Apple near-term setup seen as ‘challenging’ going into earnings: Morgan Stanley
Apple (NASDAQ:AAPL) is slated to report fiscal fourth-quarter results on Oct. 31 and while the long-term thesis is intact, the near-term set up is “challenging,” given historical context, Morgan Stanley said.
“We expect Apple to post a strong Sept Q top- and bottom-line beat – led by late-cycle strength in the iPhone 15 – but guide Dec Q revenue ($125B, or 4.5% Y/Y growth) and EPS (of $2.36) 1-2% below Street forecasts, which conservatively embed a lower iPhone build outlook than … team currently forecasts,” analyst Erik Woodring wrote in a note to clients.
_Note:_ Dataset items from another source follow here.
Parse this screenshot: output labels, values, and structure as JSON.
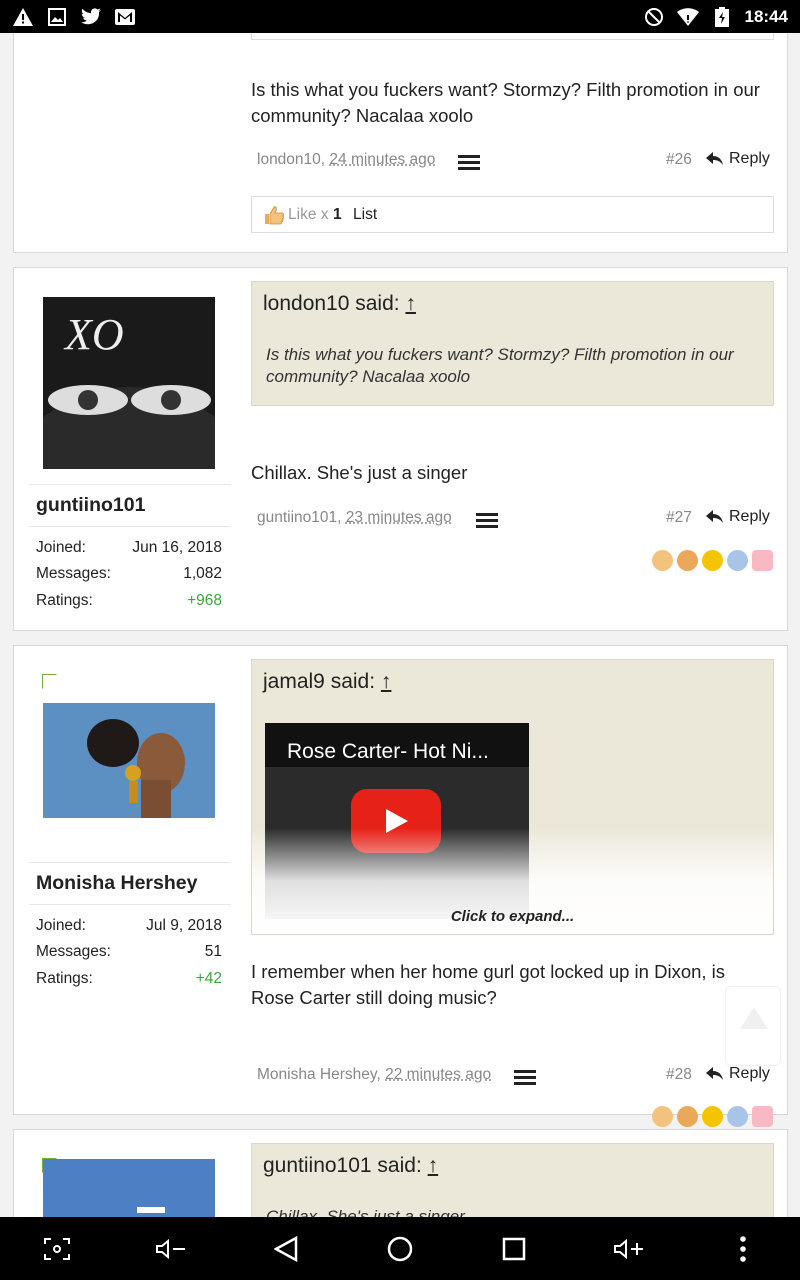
{
  "status_bar": {
    "time": "18:44",
    "left_icons": [
      "warning-icon",
      "image-icon",
      "twitter-icon",
      "gmail-icon"
    ],
    "right_icons": [
      "do-not-disturb-icon",
      "wifi-icon",
      "battery-icon"
    ]
  },
  "posts": [
    {
      "text": "Is this what you fuckers want? Stormzy? Filth promotion in our community? Nacalaa xoolo",
      "author": "london10,",
      "time": "24 minutes ago",
      "number": "#26",
      "reply_label": "Reply",
      "likes": {
        "prefix": "Like x",
        "count": "1",
        "list_label": "List"
      }
    },
    {
      "username": "guntiino101",
      "joined_label": "Joined:",
      "joined": "Jun 16, 2018",
      "messages_label": "Messages:",
      "messages": "1,082",
      "ratings_label": "Ratings:",
      "ratings": "+968",
      "avatar_text": "XO",
      "quote_head": "london10 said: ",
      "quote_arrow": "↑",
      "quote_body": "Is this what you fuckers want? Stormzy? Filth promotion in our community? Nacalaa xoolo",
      "text": "Chillax. She's just a singer",
      "author": "guntiino101,",
      "time": "23 minutes ago",
      "number": "#27",
      "reply_label": "Reply"
    },
    {
      "username": "Monisha Hershey",
      "joined_label": "Joined:",
      "joined": "Jul 9, 2018",
      "messages_label": "Messages:",
      "messages": "51",
      "ratings_label": "Ratings:",
      "ratings": "+42",
      "quote_head": "jamal9 said: ",
      "quote_arrow": "↑",
      "video_title": "Rose Carter- Hot Ni...",
      "expand_label": "Click to expand...",
      "text": "I remember when her home gurl got locked up in Dixon, is Rose Carter still doing music?",
      "author": "Monisha Hershey,",
      "time": "22 minutes ago",
      "number": "#28",
      "reply_label": "Reply"
    },
    {
      "quote_head": "guntiino101 said: ",
      "quote_arrow": "↑",
      "quote_body": "Chillax. She's just a singer"
    }
  ],
  "nav_bar": [
    "screenshot-icon",
    "volume-down-icon",
    "back-icon",
    "home-icon",
    "recents-icon",
    "volume-up-icon",
    "more-icon"
  ]
}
Woodring, who has an Overweight rating and $273 price target on Apple, said he has not heard of any iPhone build cuts, but said he would characterize demand as “mixed.”
“Historically, amidst mixed demand, iPhone builds are cut by 3M units, on average, in the December quarter, which is exactly what we are embedding in our updated forecast,” Woodring wrote. “As a result, and with Apple shares trading at 32x our FY25 EPS / just below all-time highs, we see a tactically tougher setup into earnings next week.”
A consensus of analysts expects Apple to earn $1.55 per share on $94.23B in revenue for the coming quarter.
Apple shares fell 1.4% in early trading on Tuesday.